Special report: will vape shops be needed in the ‘new normal’?

June 15, 2020

vapebusiness

From today, convenience retailers will need to get used to the operating with vape shops on their doorsteps once more. Yet, while absence can make the heart grow fonder, it is worth noting that until now vape shops have had a chequered reputation on the high street.

In fact, a poll by Nationwide earlier this year showed that almost a third of us would like to see fewer vape shops on the high street.

What’s gone wrong and the how does the industry turn it around?

“The presentation in many vape shops can be poor to average,” says Mark O’Dolan who mentors businesses through his firm High Street Mentor. “Today’s consumers expect high standards and exceptional service and it’s not good enough to offer something that may well be in demand in a shabby retail concept,” he adds.

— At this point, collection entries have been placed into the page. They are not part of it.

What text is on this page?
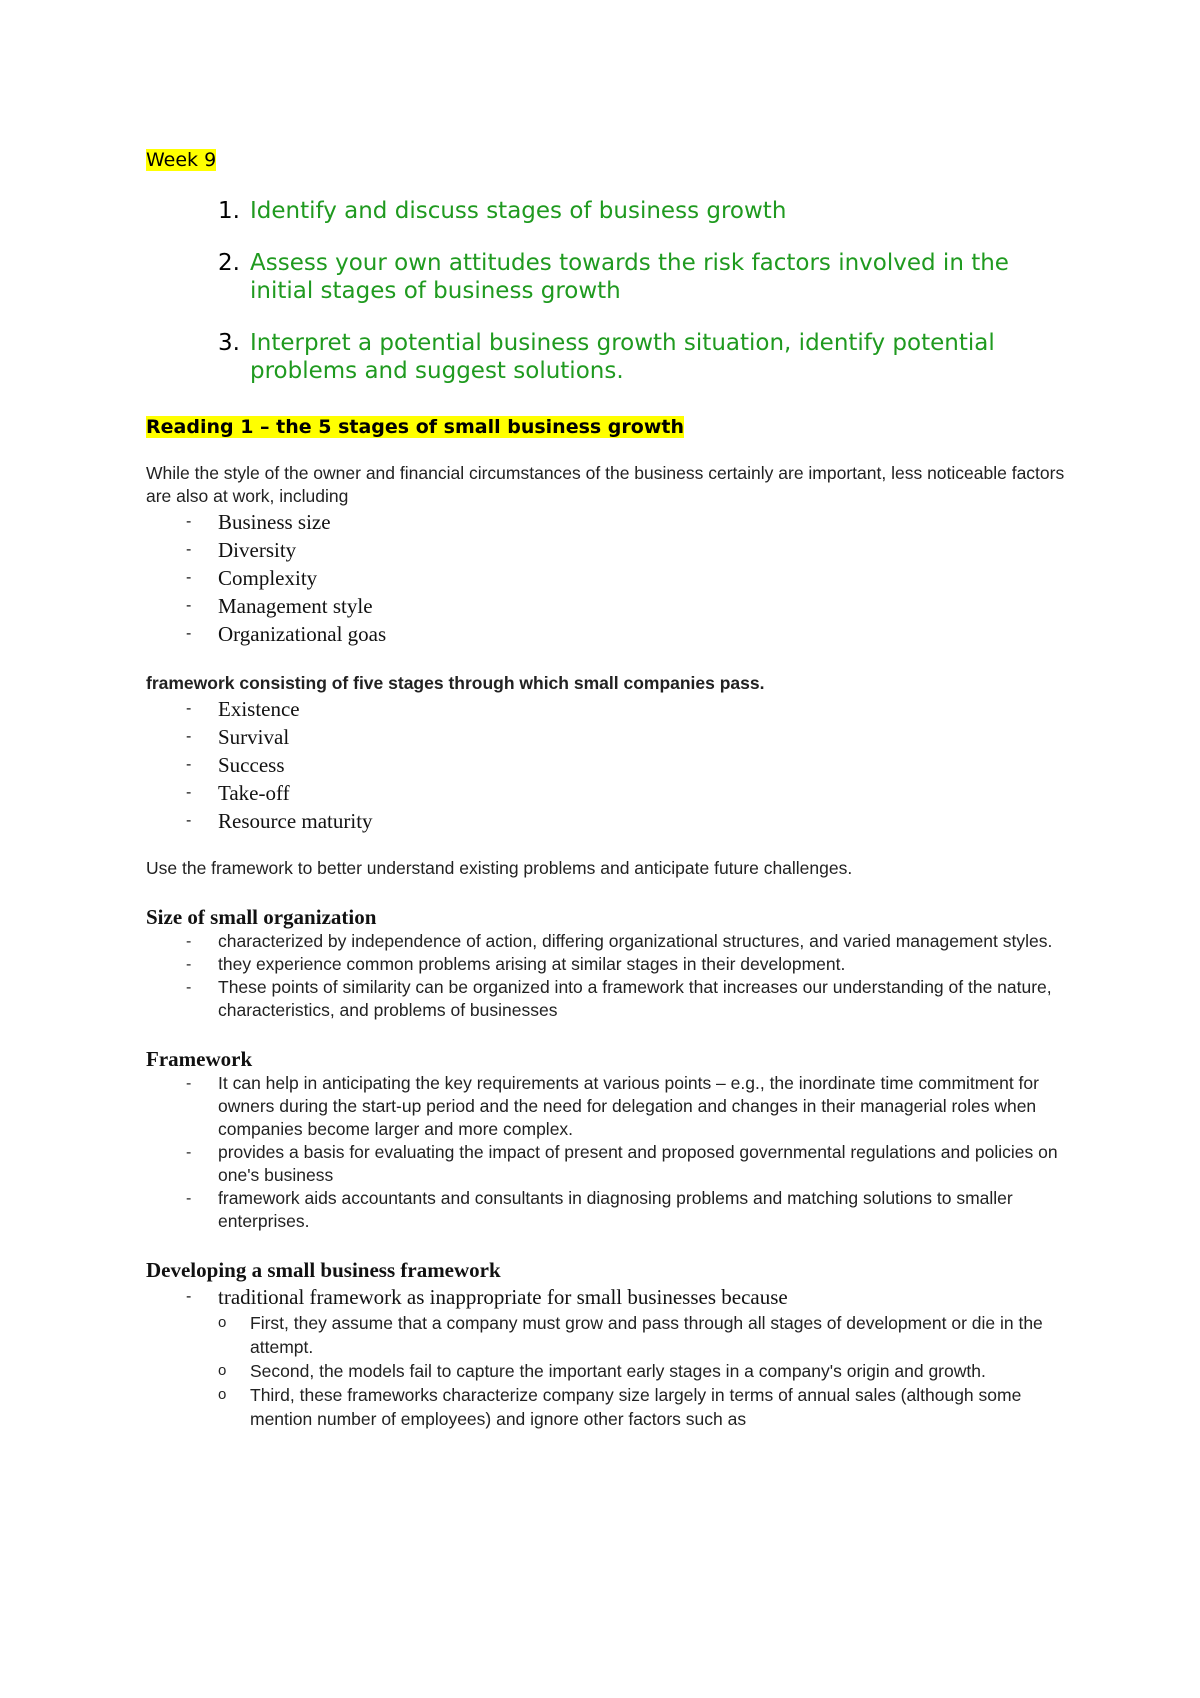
Week 9

1. Identify and discuss stages of business growth
2. Assess your own attitudes towards the risk factors involved in the initial stages of business growth
3. Interpret a potential business growth situation, identify potential problems and suggest solutions.

Reading 1 – the 5 stages of small business growth

While the style of the owner and financial circumstances of the business certainly are important, less noticeable factors are also at work, including

-	Business size
-	Diversity
-	Complexity
-	Management style
-	Organizational goas

framework consisting of five stages through which small companies pass.

-	Existence
-	Survival
-	Success
-	Take-off
-	Resource maturity

Use the framework to better understand existing problems and anticipate future challenges.

Size of small organization

-	characterized by independence of action, differing organizational structures, and varied management styles.
-	they experience common problems arising at similar stages in their development.
-	These points of similarity can be organized into a framework that increases our understanding of the nature, characteristics, and problems of businesses

Framework

-	It can help in anticipating the key requirements at various points – e.g., the inordinate time commitment for owners during the start-up period and the need for delegation and changes in their managerial roles when companies become larger and more complex.
-	provides a basis for evaluating the impact of present and proposed governmental regulations and policies on one's business
-	framework aids accountants and consultants in diagnosing problems and matching solutions to smaller enterprises.

Developing a small business framework

-	traditional framework as inappropriate for small businesses because
o	First, they assume that a company must grow and pass through all stages of development or die in the attempt.
o	Second, the models fail to capture the important early stages in a company's origin and growth.
o	Third, these frameworks characterize company size largely in terms of annual sales (although some mention number of employees) and ignore other factors such as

Some of the missteps made by vape shops will be recognisable to convenience store owners with less up-to-date competitors close by. “Handwritten signs in a grubby, boring shop simply says, ‘We have no idea and don’t trust us; we are here making a quick buck,’” O’Dolan says.

The vape industry isn’t blind to the work some business need to do to raise standards but John Dunne, director of the trade body the UKVIA, says vape shops have had a positive effect on local economies:

“Vape stores are one of the things that are regenerating the high street. What I would say is that we have seen a change in what the shops look like with more of the chains becoming more upmarket, with clean Apple-type looks which are more inviting.”

Doug Mutter runs one of the UK’s biggest vape store chains, VPZ, and recognises that the industry has been on a journey.

“It is a very young industry so, when it was in its infancy, I think a lot of businesses thought they just had to open a shop and people would come flooding in. Those tend to be the businesses which are no longer around,” he says.

Mark O’Dolan says the internet makes vape shops particularly vulnerable if they offer sub-standard service: “Why bother when you can sit back at home or in your favourite coffee shop and order it online?”

Vape Business spoke to Mark O’Dolan prior to the lockdown which saw vape shop mandated to close their doors but his warning to the sector now sounds prescient.

Indeed, with vape shops returning to a retail landscape that has given convenience stores months to up their game, when it comes to vape category management the challenge for specialist stores might well have got much, much harder.